Credit: Virginia Tech
The majority of people playing football in the U.S. aren’t NFL players or collegiate athletes –they’re youth players, less than 14 years old. But until now, there hasn’t been independent data evaluating the effectiveness of the helmets these athletes wear on the field.
With the release of youth football-helmet ratings by the Virginia Tech Helmet Lab — already renowned for their helmet ratings for varsity football and other sports — consumers can see which helmets best reduce concussion risk.
Data from the group’s studies of head impacts among youth football players allowed them to design test methods that reflect the types of impacts these athletes actually experience on the field.
“For the first time we’ve adapted the way we evaluate helmets in the lab to be youth-specific,” explained Steve Rowson, an associate professor of biomedical engineering and mechanics and the Helmet Lab’s director. “Now, players, parents, leagues, and coaches have access to independent data about which helmets offer the best protection, and they can use the ratings as a tool to make informed decisions.”
Seven helmet models earned five stars — the highest possible rating — and the rest earned three or four.

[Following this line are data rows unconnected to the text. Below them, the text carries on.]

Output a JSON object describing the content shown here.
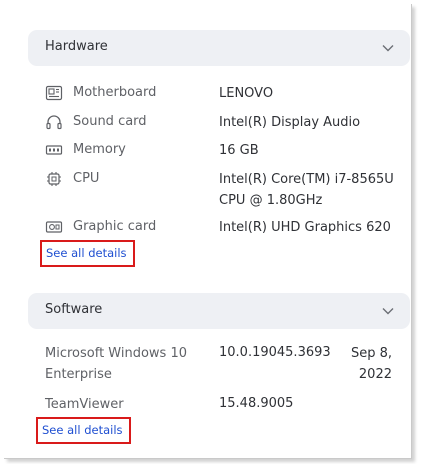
{
  "hardware": {
    "title": "Hardware",
    "items": [
      {
        "label": "Motherboard",
        "value": "LENOVO",
        "icon": "motherboard-icon"
      },
      {
        "label": "Sound card",
        "value": "Intel(R) Display Audio",
        "icon": "headphones-icon"
      },
      {
        "label": "Memory",
        "value": "16 GB",
        "icon": "memory-icon"
      },
      {
        "label": "CPU",
        "value": "Intel(R) Core(TM) i7-8565U CPU @ 1.80GHz",
        "icon": "cpu-icon"
      },
      {
        "label": "Graphic card",
        "value": "Intel(R) UHD Graphics 620",
        "icon": "graphic-card-icon"
      }
    ],
    "see_all": "See all details"
  },
  "software": {
    "title": "Software",
    "items": [
      {
        "label": "Microsoft Windows 10 Enterprise",
        "version": "10.0.19045.3693",
        "date": "Sep 8, 2022"
      },
      {
        "label": "TeamViewer",
        "version": "15.48.9005",
        "date": ""
      }
    ],
    "see_all": "See all details"
  },
  "colors": {
    "link": "#1f4fd1",
    "highlight": "#d91a1a",
    "header_bg": "#eef0f4"
  }
}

The ratings include every helmet youth football helmet currently on the market, and every company had at least one five-star model.
The Virginia Tech Helmet Lab has been rating varsity football helmets since 2011; their five-star scale, which they have since expanded to other sports, has provided more clarity to consumers and helped drive innovation in the helmet industry. Most varsity football helmets had corresponding youth versions, but there were often few differences between them — not because concussion risk is identical between the two groups, but because there was little data describing how risk differs for youth players.

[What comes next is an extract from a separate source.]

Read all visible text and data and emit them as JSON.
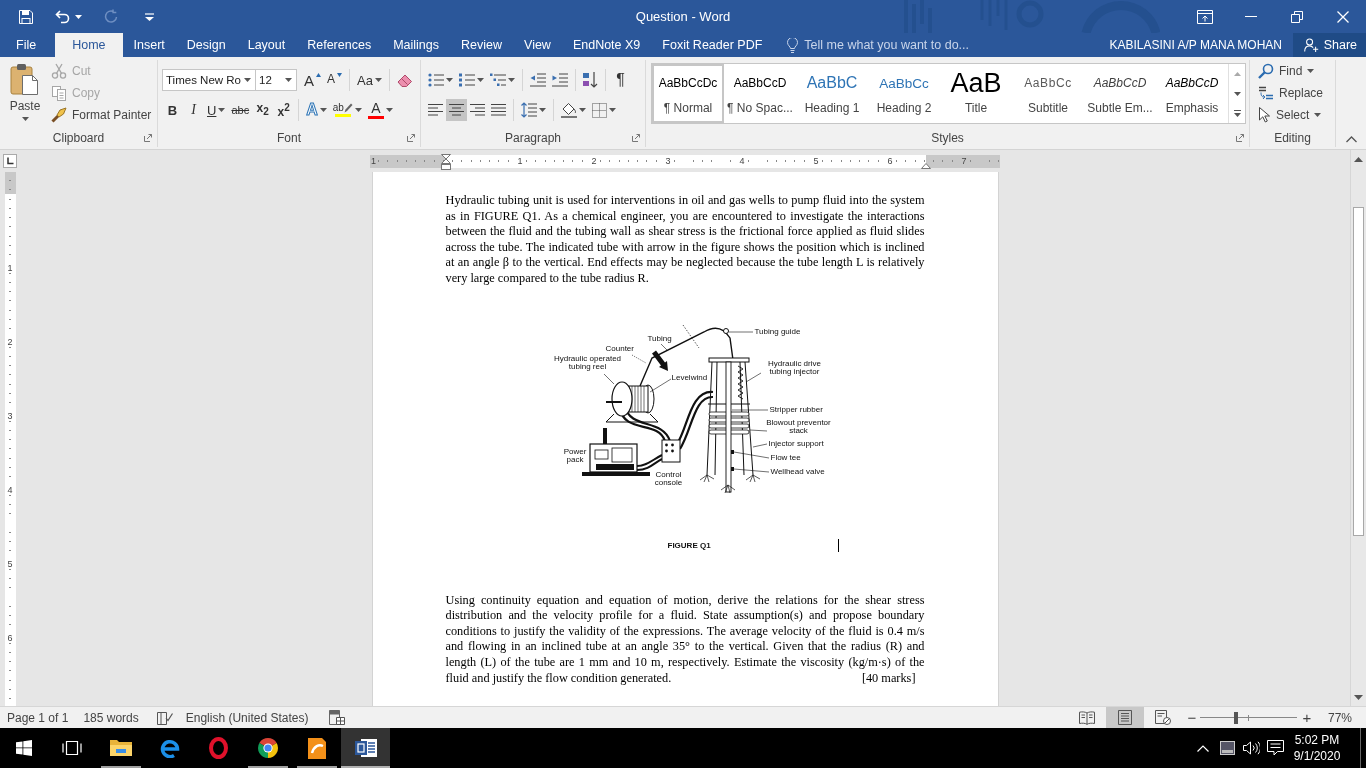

“Kids aren’t just scaled-down adults,” Rowson explained. “Their heads are larger relative to their necks; their necks are weaker; and their brains are still developing.”
Those features change the way a player’s head and brain will respond to an impact and affect the risk of sustaining a concussion or other head injury. Understanding those differences is essential to designing effective helmets for youth players and developing realistic methods for testing them.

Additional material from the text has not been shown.